Au scénario, Rodolphe, un vieux routier du neuvième art extrêmement prolifique, puisque c’est à la fin des années 80 qu’il a débuté dans ce métier. C’est dire qu’il sait ce que c’est que raconter une histoire avec efficacité…

Au dessin, un jeune auteur suisse, Christophe Dubois.

Et à l’édition, un homme Daniel Maghen, amoureux de la bd, galeriste, et qui n’édite que des livres de très grande qualité graphique, comme ceux de Prugne ou de l’exceptionnel Lepage…

Au total, un livre de science-fiction absolument passionnant !

Un livre dont les planches originales sont exposées, jusqu’au 8 octobre, dans un lieu prestigieux, le Centre Belge de la Bande Dessinée, à Bruxelles. Un lieu dans lequel les dessins de Christophe Dubois ont totalement leur place.
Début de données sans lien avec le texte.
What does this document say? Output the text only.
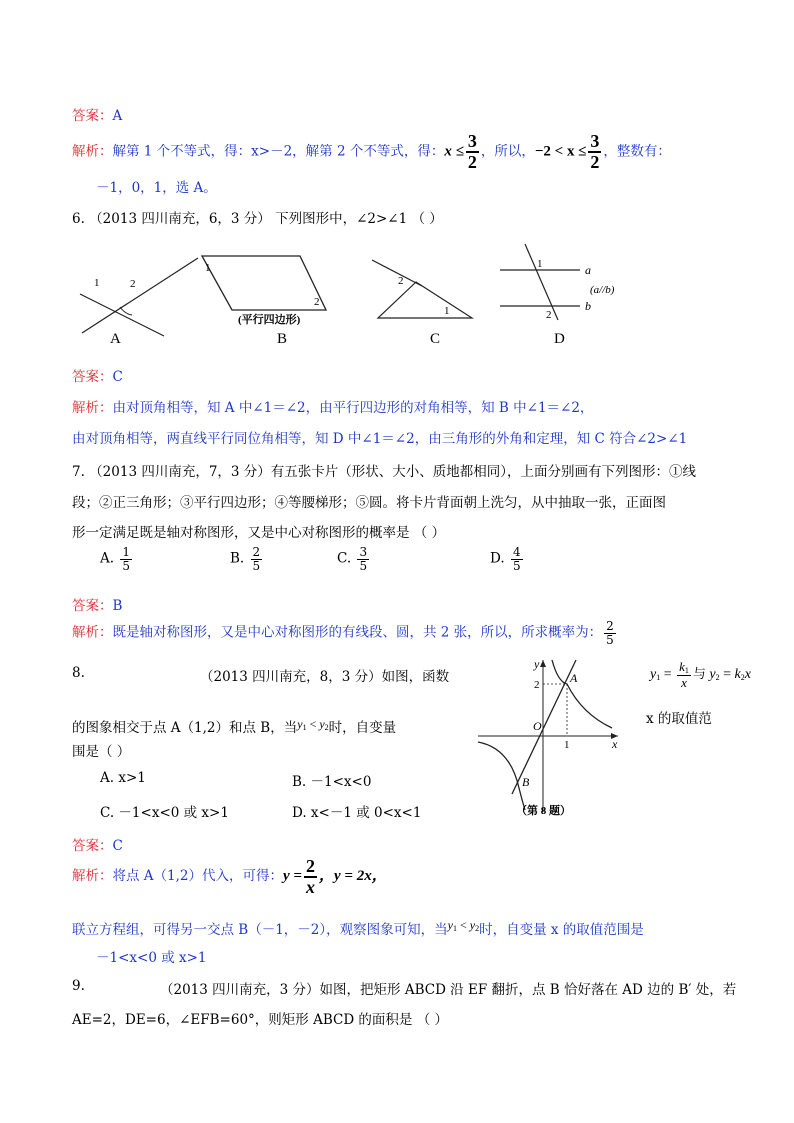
答案：A
解析：解第 1 个不等式，得：x>－2，解第 2 个不等式，得：$x \le \frac{3}{2}$ ，所以，$-2 < x \le \frac{3}{2}$ ，整数有：
－1，0，1，选 A。
6. （2013 四川南充，6，3 分） 下列图形中，∠2>∠1 （ ）
1	2
A
1
2
(平行四边形)
B
2
1
C
1
2
a
(a//b)
b
D
答案：C
解析：由对顶角相等，知 A 中∠1＝∠2，由平行四边形的对角相等，知 B 中∠1＝∠2，
由对顶角相等，两直线平行同位角相等，知 D 中∠1＝∠2，由三角形的外角和定理，知 C 符合∠2>∠1
7. （2013 四川南充，7，3 分）有五张卡片（形状、大小、质地都相同），上面分别画有下列图形：①线
段；②正三角形；③平行四边形；④等腰梯形；⑤圆。将卡片背面朝上洗匀，从中抽取一张，正面图
形一定满足既是轴对称图形，又是中心对称图形的概率是 （ ）
A. $\frac{1}{5}$	B. $\frac{2}{5}$	C. $\frac{3}{5}$	D. $\frac{4}{5}$
答案：B
解析：既是轴对称图形，又是中心对称图形的有线段、圆，共 2 张，所以，所求概率为： $\frac{2}{5}$
8.	（2013 四川南充，8，3 分）如图，函数	$y_1 = \frac{k_1}{x}$ 与 $y_2 = k_2x$
的图象相交于点 A（1,2）和点 B，当$y_1 < y_2$时，自变量
x 的取值范
围是（ ）
A. x>1	B. －1<x<0
C. －1<x<0 或 x>1	D. x<－1 或 0<x<1
y
x
O
2
1
A
B
（第 8 题）
答案：C
解析：将点 A（1,2）代入，可得：$y = \frac{2}{x}$ ，y = 2x，
联立方程组，可得另一交点 B（－1，－2），观察图象可知，当$y_1 < y_2$时，自变量 x 的取值范围是
－1<x<0 或 x>1
9.	（2013 四川南充，3 分）如图，把矩形 ABCD 沿 EF 翻折，点 B 恰好落在 AD 边的 B′ 处，若
AE=2，DE=6，∠EFB=60°，则矩形 ABCD 的面积是 （ ）
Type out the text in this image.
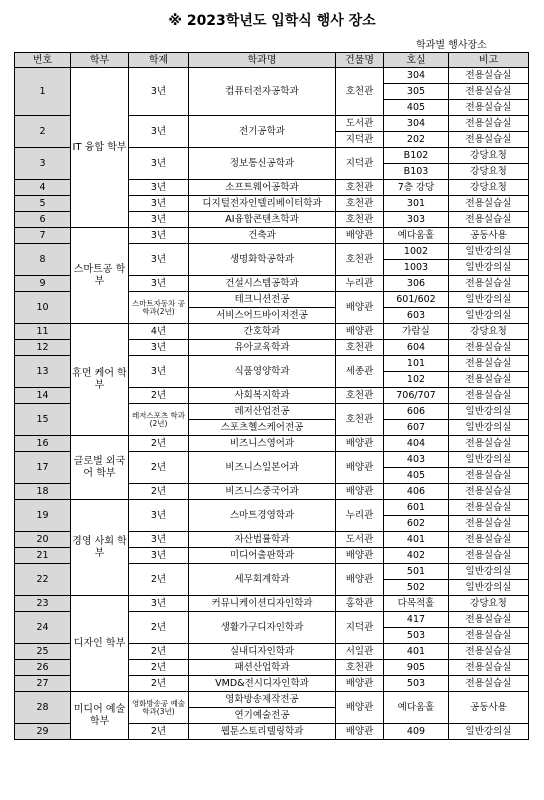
※ 2023학년도 입학식 행사 장소
학과별 행사장소
번호	학부	학제	학과명	건물명	호실	비고
1	IT 융합 학부	3년	컴퓨터전자공학과	호천관	304	전용실습실
					305	전용실습실
					405	전용실습실
2		3년	전기공학과	도서관	304	전용실습실
				지덕관	202	전용실습실
3		3년	정보통신공학과	지덕관	B102	강당요청
					B103	강당요청
4		3년	소프트웨어공학과	호천관	7층 강당	강당요청
5		3년	디지털전자인텔리베이터학과	호천관	301	전용실습실
6		3년	AI융합콘텐츠학과	호천관	303	전용실습실
7	스마트공 학부	3년	건축과	배양관	예다움홀	공동사용
8		3년	생명화학공학과	호천관	1002	일반강의실
					1003	일반강의실
9		3년	건설시스템공학과	누리관	306	전용실습실
10		스마트자동차 공학과(2년)	테크니션전공	배양관	601/602	일반강의실
			서비스어드바이저전공		603	일반강의실
11	휴먼 케어 학부	4년	간호학과	배양관	가람실	강당요청
12		3년	유아교육학과	호천관	604	전용실습실
13		3년	식품영양학과	세종관	101	전용실습실
					102	전용실습실
14		2년	사회복지학과	호천관	706/707	전용실습실
15		레저스포츠 학과(2년)	레저산업전공	호천관	606	일반강의실
			스포츠헬스케어전공		607	일반강의실
16	글로벌 외국어 학부	2년	비즈니스영어과	배양관	404	전용실습실
17		2년	비즈니스일본어과	배양관	403	일반강의실
					405	전용실습실
18		2년	비즈니스중국어과	배양관	406	전용실습실
19	경영 사회 학부	3년	스마트경영학과	누리관	601	전용실습실
					602	전용실습실
20		3년	자산법률학과	도서관	401	전용실습실
21		3년	미디어출판학과	배양관	402	전용실습실
22		2년	세무회계학과	배양관	501	일반강의실
					502	일반강의실
23	디자인 학부	3년	커뮤니케이션디자인학과	홍학관	다목적홀	강당요청
24		2년	생활가구디자인학과	지덕관	417	전용실습실
					503	전용실습실
25		2년	실내디자인학과	서일관	401	전용실습실
26		2년	패션산업학과	호천관	905	전용실습실
27		2년	VMD&전시디자인학과	배양관	503	전용실습실
28	미디어 예술 학부	영화방송공 예술학과(3년)	영화방송제작전공	배양관	예다움홀	공동사용
			연기예술전공			
29		2년	웹툰스토리텔링학과	배양관	409	일반강의실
Même s’il n’a qu’une carrière assez courte encore dans l’univers de la bd, Christophe Dubois se révèle être un dessinateur réaliste exceptionnel ! Ses planches sont des petits bijoux, avec des angles de vue qui permettent vraiment de plonger dans un univers qui, totalement fictionnel, fait cependant mille et une référence, dans le texte comme dans le graphisme, au monde qui est le nôtre. Et l’exposition montre avec talent que dessin et texte sont en véritable osmose dans ce livre…
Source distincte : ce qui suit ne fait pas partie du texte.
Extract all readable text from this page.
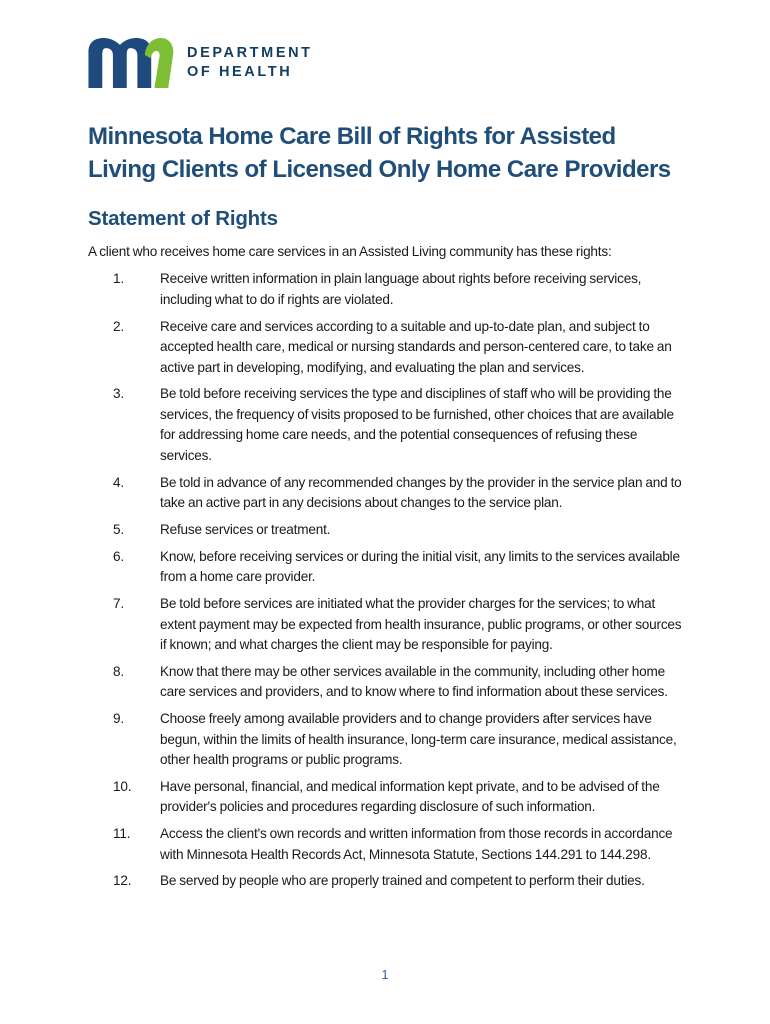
DEPARTMENT
OF HEALTH
Minnesota Home Care Bill of Rights for Assisted
Living Clients of Licensed Only Home Care Providers
Statement of Rights

A client who receives home care services in an Assisted Living community has these rights:

1.	Receive written information in plain language about rights before receiving services, including what to do if rights are violated.
2.	Receive care and services according to a suitable and up-to-date plan, and subject to accepted health care, medical or nursing standards and person-centered care, to take an active part in developing, modifying, and evaluating the plan and services.
3.	Be told before receiving services the type and disciplines of staff who will be providing the services, the frequency of visits proposed to be furnished, other choices that are available for addressing home care needs, and the potential consequences of refusing these services.
4.	Be told in advance of any recommended changes by the provider in the service plan and to take an active part in any decisions about changes to the service plan.
5.	Refuse services or treatment.
6.	Know, before receiving services or during the initial visit, any limits to the services available from a home care provider.
7.	Be told before services are initiated what the provider charges for the services; to what extent payment may be expected from health insurance, public programs, or other sources if known; and what charges the client may be responsible for paying.
8.	Know that there may be other services available in the community, including other home care services and providers, and to know where to find information about these services.
9.	Choose freely among available providers and to change providers after services have begun, within the limits of health insurance, long-term care insurance, medical assistance, other health programs or public programs.
10.	Have personal, financial, and medical information kept private, and to be advised of the provider's policies and procedures regarding disclosure of such information.
11.	Access the client's own records and written information from those records in accordance with Minnesota Health Records Act, Minnesota Statute, Sections 144.291 to 144.298.
12.	Be served by people who are properly trained and competent to perform their duties.
1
Un bel hommage, donc, que cette exposition, à un auteur, certes, mais aussi à un éditeur engagé dans la défense du neuvième art.

 

Rodolphe: Daniel Maghen éditeur

 

En un lieu indéfinissable, il y a une cité. Il y a la ville du haut, occupée par les  » collèges  » et les maîtres de la religion…

Il y a la ville du bas, peuplée des gens « normaux ».

Parmi eux, il y a Pip qui gagne sa vie en pillant les tombes. Et, dans une de ces tombes, il découvre un jeune homme nu, sans mémoire et sans langage.

Il le ramène chez lui et, là, cet inconnu, rapidement, apprend à parler, à communiquer, à écrire. Et, surtout il se révèle capable de réparer tous les objets étranges recueillis, au cours de ses rapines, par Pip : un grille-pain, par exemple, mais aussi un objet qui attire sur lui l’attention des gens de la ville du haut ! Un objet qui diffuse, en 3d, des images qui parlent d’une guerre et d’un holocauste, de deux tours jumelles détruites, de la disparition d’un tableau intitulé la Joconde.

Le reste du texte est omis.